Which wasn’t easy. He just couldn’t shake the feeling that time was getting short.

And that when it came to evidence, he was looking in all the wrong places.

         

At 10:03 on Wednesday morning, Aldous Carstairs received news that Grey and Stuyvesant had just entered a taxi with one suitcase, and given the command for Paddington. He cursed the man on the other end of the line, broke the connection mid-explanation, and placed a call of his own, followed immediately by two others. Sliding his cigar case into one pocket and a small hand-gun into the other, he took out his personal keys and moved over to the filing cabinets in the corner.

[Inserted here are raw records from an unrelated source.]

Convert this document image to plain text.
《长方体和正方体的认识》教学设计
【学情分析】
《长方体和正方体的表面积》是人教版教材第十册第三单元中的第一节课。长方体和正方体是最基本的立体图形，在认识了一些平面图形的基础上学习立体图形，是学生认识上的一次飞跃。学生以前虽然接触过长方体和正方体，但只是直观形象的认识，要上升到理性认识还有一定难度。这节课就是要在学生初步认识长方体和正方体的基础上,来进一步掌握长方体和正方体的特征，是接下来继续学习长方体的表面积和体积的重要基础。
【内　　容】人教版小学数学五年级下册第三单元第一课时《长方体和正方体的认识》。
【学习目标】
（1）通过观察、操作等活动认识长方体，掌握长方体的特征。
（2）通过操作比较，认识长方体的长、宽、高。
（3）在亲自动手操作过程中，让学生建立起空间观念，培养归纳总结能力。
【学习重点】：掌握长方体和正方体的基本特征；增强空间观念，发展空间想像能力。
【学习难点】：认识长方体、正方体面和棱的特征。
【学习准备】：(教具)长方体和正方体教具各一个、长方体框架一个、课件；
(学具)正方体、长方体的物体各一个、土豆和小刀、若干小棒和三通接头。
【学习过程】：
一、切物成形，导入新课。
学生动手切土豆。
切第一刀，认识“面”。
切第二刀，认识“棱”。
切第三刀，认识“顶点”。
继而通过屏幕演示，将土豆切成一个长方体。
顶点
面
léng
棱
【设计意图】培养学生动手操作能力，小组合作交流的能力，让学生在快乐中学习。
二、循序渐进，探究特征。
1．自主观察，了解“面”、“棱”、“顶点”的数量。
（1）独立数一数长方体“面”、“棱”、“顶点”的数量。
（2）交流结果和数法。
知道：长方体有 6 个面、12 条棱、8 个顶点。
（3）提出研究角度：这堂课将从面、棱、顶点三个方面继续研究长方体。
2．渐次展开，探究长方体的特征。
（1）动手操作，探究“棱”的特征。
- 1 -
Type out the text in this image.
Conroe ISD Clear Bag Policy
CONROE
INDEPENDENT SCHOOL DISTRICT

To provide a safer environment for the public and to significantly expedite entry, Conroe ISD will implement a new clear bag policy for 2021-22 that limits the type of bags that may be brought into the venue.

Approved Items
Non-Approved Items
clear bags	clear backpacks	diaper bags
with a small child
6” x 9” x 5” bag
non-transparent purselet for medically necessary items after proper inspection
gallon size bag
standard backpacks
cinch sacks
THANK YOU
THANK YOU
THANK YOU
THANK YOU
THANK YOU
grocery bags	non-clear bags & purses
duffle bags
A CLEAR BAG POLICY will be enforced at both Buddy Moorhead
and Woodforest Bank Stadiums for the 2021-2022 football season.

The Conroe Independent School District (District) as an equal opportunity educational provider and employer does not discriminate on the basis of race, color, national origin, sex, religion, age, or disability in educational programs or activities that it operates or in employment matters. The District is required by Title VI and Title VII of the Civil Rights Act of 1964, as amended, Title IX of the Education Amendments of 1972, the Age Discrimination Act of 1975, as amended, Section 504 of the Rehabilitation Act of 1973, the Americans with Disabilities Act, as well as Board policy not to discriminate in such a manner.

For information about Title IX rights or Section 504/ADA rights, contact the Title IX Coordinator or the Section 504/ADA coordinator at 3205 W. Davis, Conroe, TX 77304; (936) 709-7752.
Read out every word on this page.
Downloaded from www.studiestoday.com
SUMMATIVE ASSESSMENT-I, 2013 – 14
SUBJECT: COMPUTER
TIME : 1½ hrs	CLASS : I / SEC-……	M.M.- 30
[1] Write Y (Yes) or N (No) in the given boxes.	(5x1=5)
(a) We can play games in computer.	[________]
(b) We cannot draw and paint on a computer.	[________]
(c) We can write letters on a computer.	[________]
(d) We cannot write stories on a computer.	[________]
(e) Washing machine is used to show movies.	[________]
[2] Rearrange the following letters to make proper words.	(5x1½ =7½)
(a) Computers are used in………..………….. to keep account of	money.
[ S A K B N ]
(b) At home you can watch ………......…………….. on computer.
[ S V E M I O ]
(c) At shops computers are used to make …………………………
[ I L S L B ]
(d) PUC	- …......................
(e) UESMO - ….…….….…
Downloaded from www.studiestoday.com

He took out a folder, removed an envelope, checked the contents, then put the envelope in his inner pocket and the folder back in the cabinet, which he closed and locked.

He gathered his hat, coat, and gloves, telling Lakely he wasn’t sure when he would return, that if Lakely hadn’t heard from him by one o’clock he should cancel the afternoon appointments and close up at the usual time.

He moved quickly, and bribed the taxi driver to ignore the rules of the road, but he reached Paddington too late.

However, he was Aldous Carstairs. He reached out to catch the sleeve of a passing Great Western official, and asked him for the station master’s office.

         

Captain Bennett Grey was not entirely surprised when the train he was on slowed, forty-six minutes after leaving Paddington, and changed tracks for an unscheduled stop in Reading. He was even less surprised when the man came through to announce that there was some minor trouble on the tracks, but they would be on their way shortly.

Three trains pulled up and pulled away; the Penzance train sat motionless.

Not for long, however. Half an hour after they’d stopped, Grey’s compartment door opened and Aldous Carstairs stepped in. As if a switch had been turned, a headache flared to life in Bennett Grey’s skull, and Cornwall vanished from the map.

The other man brushed off the seat across from Grey and settled into it. His gloved hands dipped into his breast pocket, coming out with a photograph. He stretched out to place it on Grey’s knee.

Five people. Two strangers, Richard Bunsen, Laura, and Sarah.

“One of those men is currently being sought for the possession of a quantity of stolen explosive. He sold it to Richard Bunsen. I can keep your sister out of this.” Grey said nothing, and did not move. After a minute, Carstairs added, “I can do my best to keep Laura Hurleigh out of it, as well.”

Grey stood up and walked out of the compartment, half blind with pain, letting the photograph fall to the floor, leaving his valise and his coat. He knew Carstairs would have a man to retrieve things, just outside the door, and he did. He knew Carstairs would have a second man to make sure Grey didn’t make a break for it or fling himself under a train; he, too, was there.

Neither of them mattered. Not even the photograph mattered, not in itself. What mattered was the Major’s conviction that whatever he had, it was enough to get Grey to go with him, and Bennett had seen that conviction in the angle of the gloved hands as they came through the door.